In 2018, Freeman was accused of sexual harassment on movie sets and during interviews by eight women. Shortly after, Freeman issued an apology, stating that he did not mean to offend or make anyone uncomfortable with his words or actions. In response to the allegations, the SAG reviewed whether to take action against Freeman; they confirmed that he would keep with Lifetime Achievement Award later that year. Other sponsors, however, removed Freeman and his voice from their commercials.

Significance

Freeman’s diverse and innovative ways of portraying African American characters on screen and stage helped combat the idea that black actors were suited only to certain types of roles.
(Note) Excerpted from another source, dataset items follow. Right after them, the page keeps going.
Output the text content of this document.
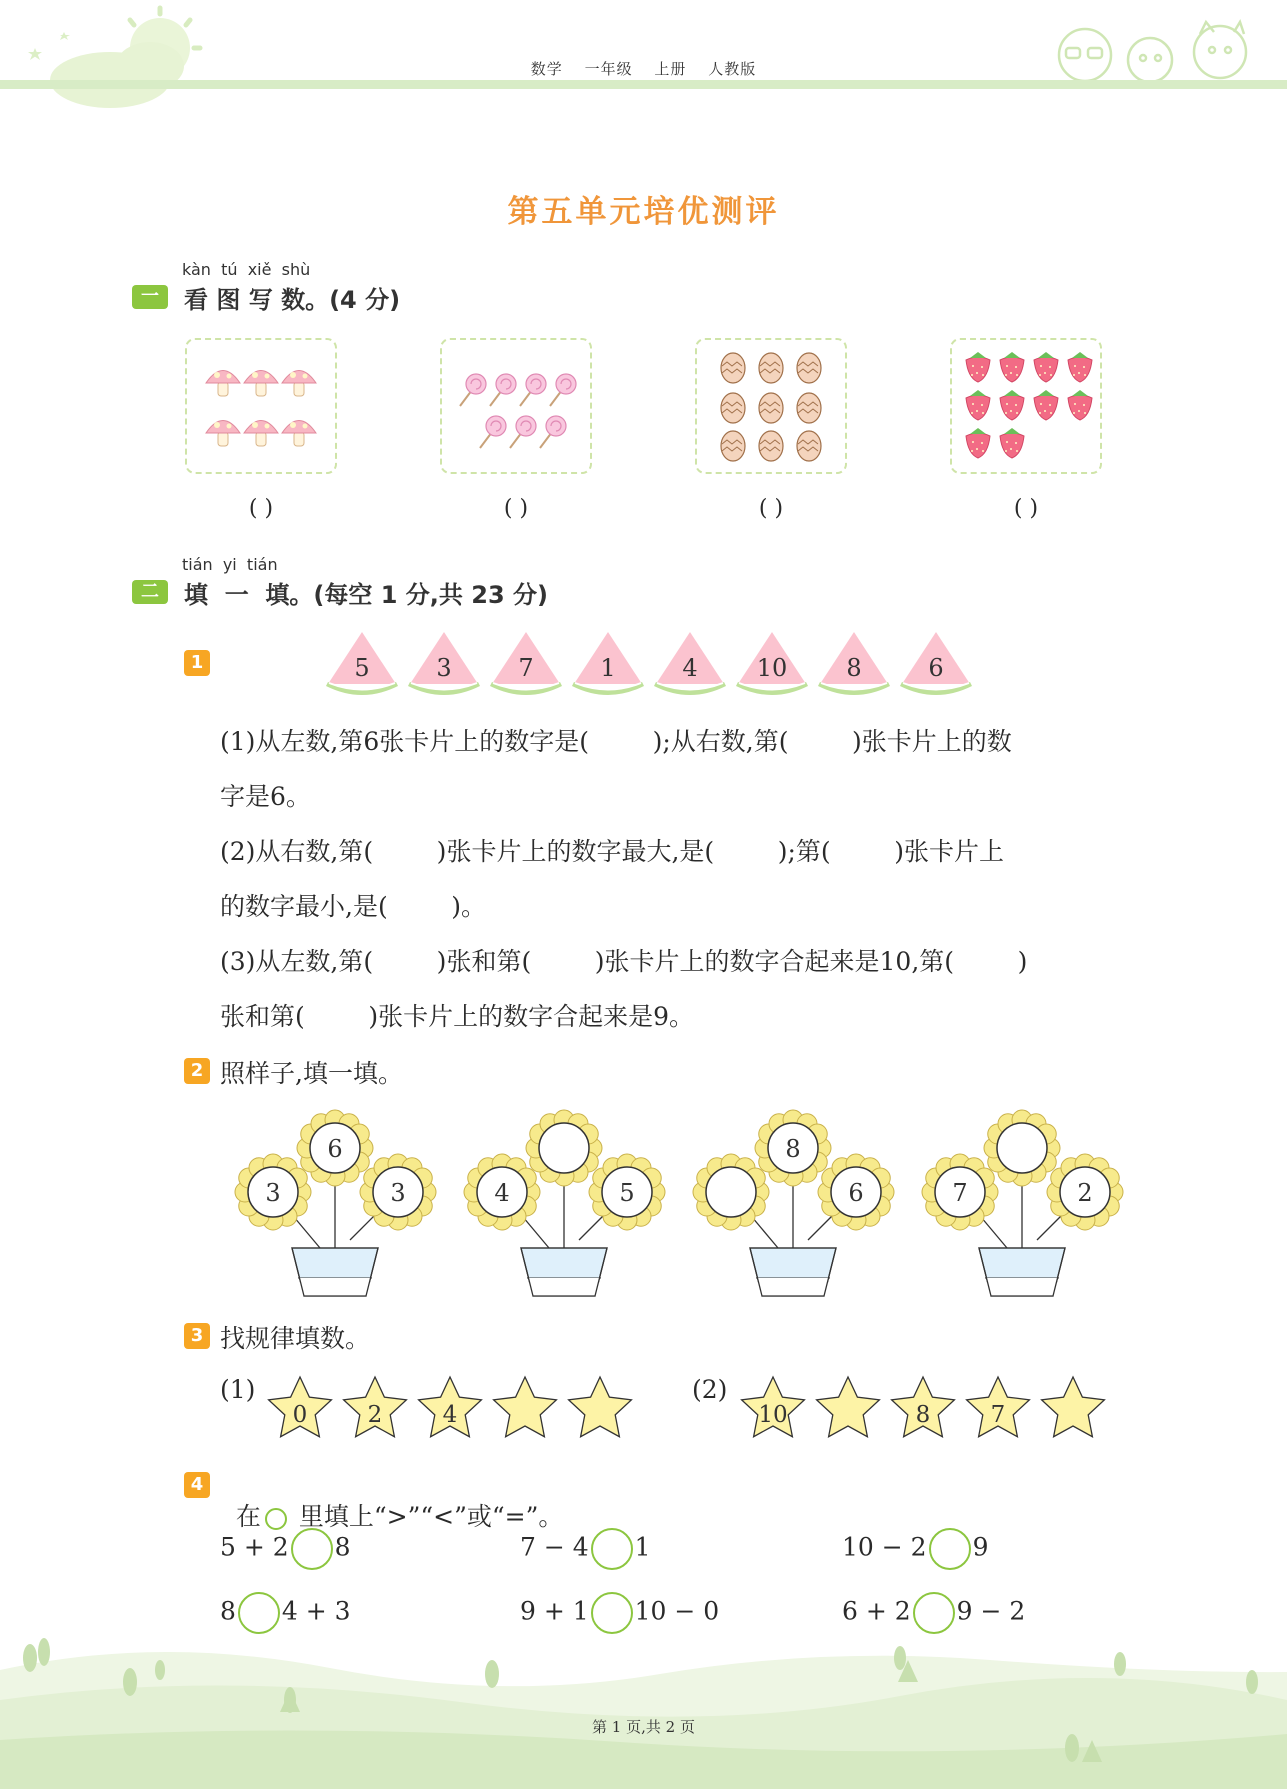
数学 一年级 上册 人教版
第五单元培优测评
kàn  tú  xiě  shù
一	看 图 写 数。(4 分)
( )	( )	( )	( )
tián  yi  tián
二	填  一  填。(每空 1 分,共 23 分)
1	5	3	7	1	4 10 8	6
(1)从左数,第6张卡片上的数字是(        );从右数,第(        )张卡片上的数
字是6。
(2)从右数,第(        )张卡片上的数字最大,是(        );第(        )张卡片上
的数字最小,是(        )。
(3)从左数,第(        )张和第(        )张卡片上的数字合起来是10,第(        )
张和第(        )张卡片上的数字合起来是9。
2 照样子,填一填。
6
3	3	4	5
8
6	7	2
3 找规律填数。
(1)	(2)
0	2	4	10	8	7
4

在 里填上“>”“<”或“=”。

5 + 2 8	7 − 4 1	10 − 2 9
8 4 + 3	9 + 1 10 − 0	6 + 2 9 − 2
第 1 页,共 2 页
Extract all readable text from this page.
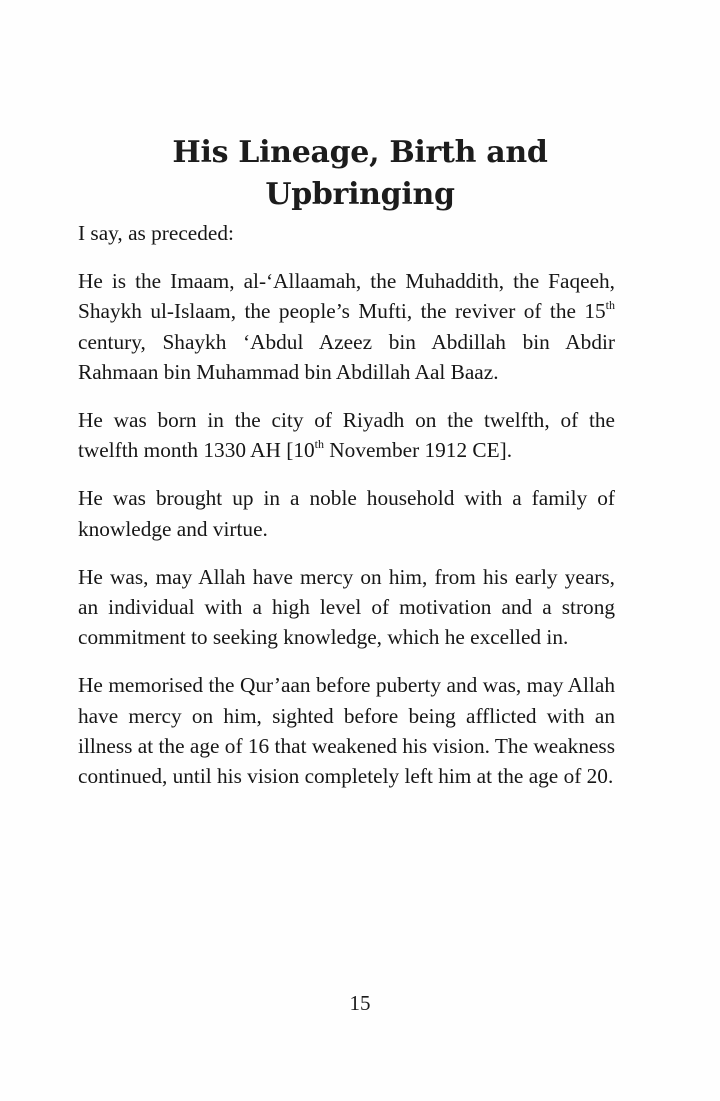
His Lineage, Birth and
Upbringing

I say, as preceded:

He is the Imaam, al-‘Allaamah, the Muhaddith, the Faqeeh, Shaykh ul-Islaam, the people’s Mufti, the reviver of the 15th century, Shaykh ‘Abdul Azeez bin Abdillah bin Abdir Rahmaan bin Muhammad bin Abdillah Aal Baaz.

He was born in the city of Riyadh on the twelfth, of the twelfth month 1330 AH [10th November 1912 CE].

He was brought up in a noble household with a family of knowledge and virtue.

He was, may Allah have mercy on him, from his early years, an individual with a high level of motivation and a strong commitment to seeking knowledge, which he excelled in.

He memorised the Qur’aan before puberty and was, may Allah have mercy on him, sighted before being afflicted with an illness at the age of 16 that weakened his vision. The weakness continued, until his vision completely left him at the age of 20.

15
He also was part of a move toward accurately presenting aspects of black history that had been marginalized or omitted from mainstream education. Issues such as the presence of black abolitionists in the colonial era in Amistad (1997), the controversial formation of the first African American regiment in the Union Army in Glory, and the complex realities of ruling post-apartheid South Africa in Invictus were given clear and cogent form by Freeman. His work across all major entertainment genres reflects an ability to intuitively become each character so totally as to make the audience forget race and color.

Bibliography

Deb, Sopan. "Screen Actors Guild Lets Morgan Freeman Keep Achievement Award." The New York Times, 6 Sept. 2018, www.nytimes.com/2018/09/06/arts/morgan-freeman-sag-aftra.html. Accessed 30 Jan. 2020.
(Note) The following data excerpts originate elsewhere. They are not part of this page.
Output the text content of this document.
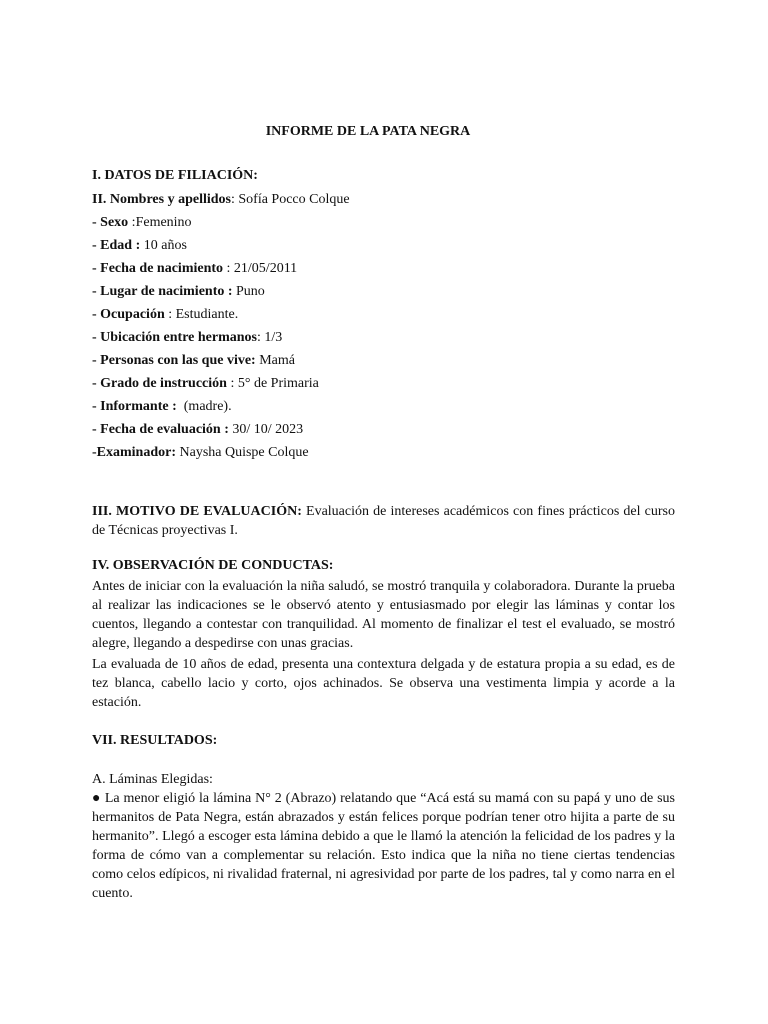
INFORME DE LA PATA NEGRA
I. DATOS DE FILIACIÓN:
II. Nombres y apellidos: Sofía Pocco Colque
- Sexo :Femenino
- Edad : 10 años
- Fecha de nacimiento : 21/05/2011
- Lugar de nacimiento : Puno
- Ocupación : Estudiante.
- Ubicación entre hermanos: 1/3
- Personas con las que vive: Mamá
- Grado de instrucción : 5° de Primaria
- Informante : (madre).
- Fecha de evaluación : 30/ 10/ 2023
-Examinador: Naysha Quispe Colque
III. MOTIVO DE EVALUACIÓN: Evaluación de intereses académicos con fines prácticos del curso de Técnicas proyectivas I.
IV. OBSERVACIÓN DE CONDUCTAS:
Antes de iniciar con la evaluación la niña saludó, se mostró tranquila y colaboradora. Durante la prueba al realizar las indicaciones se le observó atento y entusiasmado por elegir las láminas y contar los cuentos, llegando a contestar con tranquilidad. Al momento de finalizar el test el evaluado, se mostró alegre, llegando a despedirse con unas gracias.
La evaluada de 10 años de edad, presenta una contextura delgada y de estatura propia a su edad, es de tez blanca, cabello lacio y corto, ojos achinados. Se observa una vestimenta limpia y acorde a la estación.
VII. RESULTADOS:
A. Láminas Elegidas:
● La menor eligió la lámina N° 2 (Abrazo) relatando que “Acá está su mamá con su papá y uno de sus hermanitos de Pata Negra, están abrazados y están felices porque podrían tener otro hijita a parte de su hermanito”. Llegó a escoger esta lámina debido a que le llamó la atención la felicidad de los padres y la forma de cómo van a complementar su relación. Esto indica que la niña no tiene ciertas tendencias como celos edípicos, ni rivalidad fraternal, ni agresividad por parte de los padres, tal y como narra en el cuento.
Di Placedo, Dani. "Morgan Freeman Sparks Backlash after Leading Qatar World Cup Opening Ceremony." Forbes, 21 Nov. 2022, www.forbes.com/sites/danidiplacido/2022/11/21/morgan-freeman-sparks-backlash-after-leading-qatar-world-cup-opening-ceremony. Accessed 10 Apr. 2024.

Freeman, Morgan. “Morgan Freeman’s Resistance and Non-Traditional Roles.” Interview by Glenda E. Gill. No Surrender! No Retreat! African American Pioneer Performers of Twentieth-Century American Theater. St. Martin’s, 2000.

Freeman, Morgan. "Morgan Freeman on '60s NYC, Bigotry, and Why God Looks Like Him." Interview by Nate Jones. Vulture, New York Media, 8 May 2015, www.vulture.com/2015/05/morgan-freeman-on-60s-nyc-bigotry-and-god.html. Accessed 23 Sept. 2015.

Tracy, Kathleen. Morgan Freeman: A Biography. Barricade, 2006.

Whitaker, Charles. “Is Morgan Freeman America’s Greatest Actor?” Ebony, vol. 45, no. 6, 1990, pp. 32–34.